We assume that the code to call the solver is simply
call solver(objective)
In other words, solver
accepts only one input, which is the subroutine that defines the objective function. In practice, it should also take inputs like the starting point and generate outputs such as the optimal point. We omit them for simplicity.
The signature of the objective function objective
is simply
objective(x, f)
where x
is the input, and f
is the function value. However, the specific definition of objective
depends on some hyperparameters that cannot be determined beforehand.
In our program, objective
is implemented as an internal subroutine of the main program, so that the hyperparameter defined in the program is visible to objective
. This enables us to pass the parameterized objective
to solver
without explicitly passing the hyperparameter. Fortran 2008 allows passing an internal subroutine to another subroutine as an actual argument. See Note 12.18 on page 290 of WD 1539-1 J3/10-007r1 (F2008 Working Document).
However, starting from gfrotran 13, such an internal subroutine will incur a linker warning about executable stack:
$ gfortran --version && gfortran optim.f90 -Wall
GNU Fortran (Ubuntu 13.3.0-6ubuntu2~24.04) 13.3.0
Copyright (C) 2023 Free Software Foundation, Inc.
This is free software; see the source for copying conditions.
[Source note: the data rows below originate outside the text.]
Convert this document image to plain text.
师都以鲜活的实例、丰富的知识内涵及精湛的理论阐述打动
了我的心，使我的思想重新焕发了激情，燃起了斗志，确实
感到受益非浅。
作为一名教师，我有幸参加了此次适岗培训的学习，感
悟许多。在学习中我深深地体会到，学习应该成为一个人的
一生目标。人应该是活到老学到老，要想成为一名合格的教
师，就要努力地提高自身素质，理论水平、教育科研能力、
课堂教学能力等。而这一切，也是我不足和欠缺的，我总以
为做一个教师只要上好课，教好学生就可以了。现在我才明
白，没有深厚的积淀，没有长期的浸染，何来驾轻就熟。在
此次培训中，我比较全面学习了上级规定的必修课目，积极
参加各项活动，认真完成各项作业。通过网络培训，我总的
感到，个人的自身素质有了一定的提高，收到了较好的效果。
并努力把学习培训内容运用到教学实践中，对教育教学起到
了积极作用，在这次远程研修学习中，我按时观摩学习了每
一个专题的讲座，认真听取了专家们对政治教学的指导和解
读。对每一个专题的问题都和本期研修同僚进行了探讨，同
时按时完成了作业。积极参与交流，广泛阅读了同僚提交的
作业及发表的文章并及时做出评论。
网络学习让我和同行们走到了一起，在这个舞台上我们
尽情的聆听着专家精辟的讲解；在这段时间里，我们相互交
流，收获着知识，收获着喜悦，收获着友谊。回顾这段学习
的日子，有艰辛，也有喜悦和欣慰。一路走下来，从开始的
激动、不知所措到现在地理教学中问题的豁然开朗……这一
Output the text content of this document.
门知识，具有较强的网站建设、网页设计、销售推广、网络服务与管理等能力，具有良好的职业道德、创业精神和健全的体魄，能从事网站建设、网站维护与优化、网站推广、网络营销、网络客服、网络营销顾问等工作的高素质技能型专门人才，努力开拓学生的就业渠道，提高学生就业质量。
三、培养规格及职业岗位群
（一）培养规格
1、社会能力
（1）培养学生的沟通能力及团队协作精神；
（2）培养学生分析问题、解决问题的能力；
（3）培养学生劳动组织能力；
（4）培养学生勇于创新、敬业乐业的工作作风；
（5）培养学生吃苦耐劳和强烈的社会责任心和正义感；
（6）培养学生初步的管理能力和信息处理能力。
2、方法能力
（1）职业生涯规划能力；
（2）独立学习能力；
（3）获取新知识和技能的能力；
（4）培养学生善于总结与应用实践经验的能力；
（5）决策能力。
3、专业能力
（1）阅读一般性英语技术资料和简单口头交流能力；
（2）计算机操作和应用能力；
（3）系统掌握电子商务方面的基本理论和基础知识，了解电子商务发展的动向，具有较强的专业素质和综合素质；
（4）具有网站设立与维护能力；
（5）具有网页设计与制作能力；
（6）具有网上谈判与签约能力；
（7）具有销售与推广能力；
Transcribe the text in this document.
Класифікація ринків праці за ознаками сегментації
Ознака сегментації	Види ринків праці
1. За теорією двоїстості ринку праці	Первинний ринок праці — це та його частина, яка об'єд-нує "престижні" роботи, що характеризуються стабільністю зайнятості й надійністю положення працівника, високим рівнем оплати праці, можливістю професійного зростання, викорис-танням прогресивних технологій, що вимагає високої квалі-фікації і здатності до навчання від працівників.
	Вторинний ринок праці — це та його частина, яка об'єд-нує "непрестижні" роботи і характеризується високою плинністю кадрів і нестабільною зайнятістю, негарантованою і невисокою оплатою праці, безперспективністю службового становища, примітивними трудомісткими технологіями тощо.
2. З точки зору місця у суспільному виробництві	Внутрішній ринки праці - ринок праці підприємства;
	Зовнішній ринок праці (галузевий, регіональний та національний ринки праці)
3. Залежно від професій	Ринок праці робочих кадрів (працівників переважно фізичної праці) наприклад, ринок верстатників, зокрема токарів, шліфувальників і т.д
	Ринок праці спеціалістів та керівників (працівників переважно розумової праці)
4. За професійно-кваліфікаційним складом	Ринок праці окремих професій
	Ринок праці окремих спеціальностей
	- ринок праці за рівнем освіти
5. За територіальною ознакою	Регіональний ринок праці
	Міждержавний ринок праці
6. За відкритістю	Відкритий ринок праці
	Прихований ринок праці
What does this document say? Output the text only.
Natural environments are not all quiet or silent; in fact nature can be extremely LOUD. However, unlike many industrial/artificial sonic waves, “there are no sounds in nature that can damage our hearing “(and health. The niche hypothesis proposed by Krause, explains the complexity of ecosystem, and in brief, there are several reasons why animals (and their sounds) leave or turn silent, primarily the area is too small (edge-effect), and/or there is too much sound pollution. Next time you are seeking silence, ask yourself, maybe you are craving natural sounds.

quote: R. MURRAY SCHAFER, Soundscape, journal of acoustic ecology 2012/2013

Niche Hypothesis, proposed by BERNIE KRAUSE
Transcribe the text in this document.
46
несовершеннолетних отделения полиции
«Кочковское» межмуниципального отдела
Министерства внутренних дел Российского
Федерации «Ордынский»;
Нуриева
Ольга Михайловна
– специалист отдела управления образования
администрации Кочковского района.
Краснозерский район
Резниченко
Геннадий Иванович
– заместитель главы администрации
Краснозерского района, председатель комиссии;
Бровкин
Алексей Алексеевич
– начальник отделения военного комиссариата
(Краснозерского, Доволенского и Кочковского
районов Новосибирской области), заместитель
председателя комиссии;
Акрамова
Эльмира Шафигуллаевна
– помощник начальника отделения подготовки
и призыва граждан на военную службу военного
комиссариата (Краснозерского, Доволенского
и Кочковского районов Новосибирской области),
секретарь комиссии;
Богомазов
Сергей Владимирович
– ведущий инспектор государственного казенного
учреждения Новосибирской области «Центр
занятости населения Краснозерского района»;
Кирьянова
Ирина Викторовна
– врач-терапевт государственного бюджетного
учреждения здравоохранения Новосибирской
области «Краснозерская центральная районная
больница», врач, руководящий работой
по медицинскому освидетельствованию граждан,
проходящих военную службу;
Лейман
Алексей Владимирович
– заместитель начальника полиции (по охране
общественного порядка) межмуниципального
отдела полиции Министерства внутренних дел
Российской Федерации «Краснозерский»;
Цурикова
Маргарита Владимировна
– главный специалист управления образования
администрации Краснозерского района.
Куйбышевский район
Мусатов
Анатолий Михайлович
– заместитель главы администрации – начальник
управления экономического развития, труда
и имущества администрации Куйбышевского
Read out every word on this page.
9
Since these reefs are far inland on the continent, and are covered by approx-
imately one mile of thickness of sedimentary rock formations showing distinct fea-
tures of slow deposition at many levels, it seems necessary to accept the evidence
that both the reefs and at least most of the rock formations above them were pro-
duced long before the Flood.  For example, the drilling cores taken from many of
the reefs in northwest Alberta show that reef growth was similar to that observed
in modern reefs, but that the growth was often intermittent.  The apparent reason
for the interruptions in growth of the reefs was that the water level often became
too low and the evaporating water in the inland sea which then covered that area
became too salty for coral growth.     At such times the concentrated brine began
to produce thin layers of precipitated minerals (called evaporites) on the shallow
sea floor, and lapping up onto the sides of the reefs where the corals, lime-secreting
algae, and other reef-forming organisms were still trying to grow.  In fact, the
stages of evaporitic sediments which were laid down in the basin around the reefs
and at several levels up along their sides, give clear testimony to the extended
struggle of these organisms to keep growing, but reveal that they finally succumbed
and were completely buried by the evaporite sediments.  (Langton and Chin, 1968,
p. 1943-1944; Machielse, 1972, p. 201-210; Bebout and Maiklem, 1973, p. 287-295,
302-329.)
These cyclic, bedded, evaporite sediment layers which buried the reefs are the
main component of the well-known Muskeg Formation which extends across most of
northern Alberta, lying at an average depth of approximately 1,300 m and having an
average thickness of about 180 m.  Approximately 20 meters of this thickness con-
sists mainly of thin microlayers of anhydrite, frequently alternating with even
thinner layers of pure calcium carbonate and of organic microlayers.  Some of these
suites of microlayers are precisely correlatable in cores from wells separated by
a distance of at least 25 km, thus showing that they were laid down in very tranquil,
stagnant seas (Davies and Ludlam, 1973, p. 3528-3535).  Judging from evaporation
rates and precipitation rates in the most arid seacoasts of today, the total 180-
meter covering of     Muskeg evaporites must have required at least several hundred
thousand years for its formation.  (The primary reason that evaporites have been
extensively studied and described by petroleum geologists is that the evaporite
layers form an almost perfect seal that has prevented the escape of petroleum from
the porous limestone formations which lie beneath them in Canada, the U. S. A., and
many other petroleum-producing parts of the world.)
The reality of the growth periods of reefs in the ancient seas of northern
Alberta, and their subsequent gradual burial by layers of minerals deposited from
There is NO
warranty; not even for MERCHANTABILITY or FITNESS FOR A PARTICULAR PURPOSE.
/usr/bin/ld: warning: /tmp/cc4i8jW5.o: requires executable stack (because the .note.GNU-stack section is executable)
More seriously, it causes a segfault in MATLAB R2025a, which is probably a bug of MATLAB. MathWorks will take a long time to fix the bug if it is confirmed.
An alternative is to make the hyperparameter available to objective
by a module variable, but this is not thread-safe recursion-safe.
Question: How to modify the implementation so that it is thread-safe without using internal subroutines without using module variables or internal subroutines? Of course, the implementation must be completely standard-conforming.
Any comments or criticism will be appreciated. Thank you very much.
The following is a very personal opinion. In terms of programming techniques, the example discussed here is almost the same as the one in Note 12.18 on page 290 of WD 1539-1 J3/10-007r1, F2008 Working Document. If an example in the Fortran standard leads to a safety issue (executable stack) in a major compiler (gfortran / Intel), this is something alarmingly wrong with the language or the compiler. The two cannot be simultaneously innocent in this case (sorry for complaining without providing a solution).